With Charles's bloodied gloved hands currently in the surgical field, now Margaret reached her hands, holding the correct clamps, into the same small space they had created together. All at once, his senses were overwhelmed with Margaret. Her body, clothed entirely in white, emanated heat, a body that was so near to his, so near and yet so far. He could smell her perfume now, the faint scent of the perfume she'd often doused herself in at the 4077th. Her gloved hands brushed against his, the slickness of blood making them slide past each other with effortless grace. All the while, he watched their four hands once again working in perfect harmony, like a conductor's hands instructing the different elements of an orchestra, and his vision blurred with unexpected tears.

Little did Margaret know, but he had decided that this would be the last time they would be working together.


At the sound of an involuntarily sniffle from Charles, Margaret turned her focus to him. Was he about to cry? What the hell was going on with him? This was not the time nor place to discuss such things, being as they weren't alone, but it would have to be addressed as soon as was possible.

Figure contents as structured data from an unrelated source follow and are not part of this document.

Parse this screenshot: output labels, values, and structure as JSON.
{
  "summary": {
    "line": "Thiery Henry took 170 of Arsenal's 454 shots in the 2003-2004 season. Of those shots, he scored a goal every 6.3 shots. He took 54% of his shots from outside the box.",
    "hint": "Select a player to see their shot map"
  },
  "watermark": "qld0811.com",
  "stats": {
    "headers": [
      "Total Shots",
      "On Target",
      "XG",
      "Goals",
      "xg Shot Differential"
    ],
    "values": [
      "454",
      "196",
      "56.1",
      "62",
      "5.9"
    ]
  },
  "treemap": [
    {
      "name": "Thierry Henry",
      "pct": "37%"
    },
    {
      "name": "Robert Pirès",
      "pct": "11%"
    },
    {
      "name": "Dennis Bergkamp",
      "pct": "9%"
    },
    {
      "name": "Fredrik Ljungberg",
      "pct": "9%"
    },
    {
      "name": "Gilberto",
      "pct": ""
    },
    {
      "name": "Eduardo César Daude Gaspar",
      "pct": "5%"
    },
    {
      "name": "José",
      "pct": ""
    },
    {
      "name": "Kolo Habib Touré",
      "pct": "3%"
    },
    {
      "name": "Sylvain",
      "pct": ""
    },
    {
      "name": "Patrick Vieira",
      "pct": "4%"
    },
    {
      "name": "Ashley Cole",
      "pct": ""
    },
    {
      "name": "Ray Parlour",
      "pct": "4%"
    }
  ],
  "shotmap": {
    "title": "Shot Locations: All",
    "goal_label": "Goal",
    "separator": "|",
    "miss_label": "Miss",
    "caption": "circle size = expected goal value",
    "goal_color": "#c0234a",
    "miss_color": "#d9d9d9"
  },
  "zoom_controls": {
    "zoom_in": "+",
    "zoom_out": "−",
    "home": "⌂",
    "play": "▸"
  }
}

There were no jokes from Charles this time, no silly quips or any confident commands for one thing or another. The man standing next to her seemed to be quivering now, his breathing audibly and erratic, an occasional sniffle interrupting the relative silence of the operating room. Margaret bit down on her lip now to prevent herself from addressing his behavior at this very moment. Something was very wrong here—she instantaneously applied suction to a bleeder, well before it would have been requested, all in the spirit of finishing this procedure quickly.

"Why such haste?" Charles finally blurted, his voice breathy and unrecognizable.

Again Margaret turned fully to face him and could see again that his eyes looked glassy. For the sake of his dignity, she could not address what was going on with him in front of the circulating nurse and the anesthesiologist. It struck her deep inside to see Charles so clearly miserable, on the verge of tears, while trying so very hard to hide it.

"Do you want me to slow down?" she asked.

"Yes," he murmured, grimacing. "Please, if you would."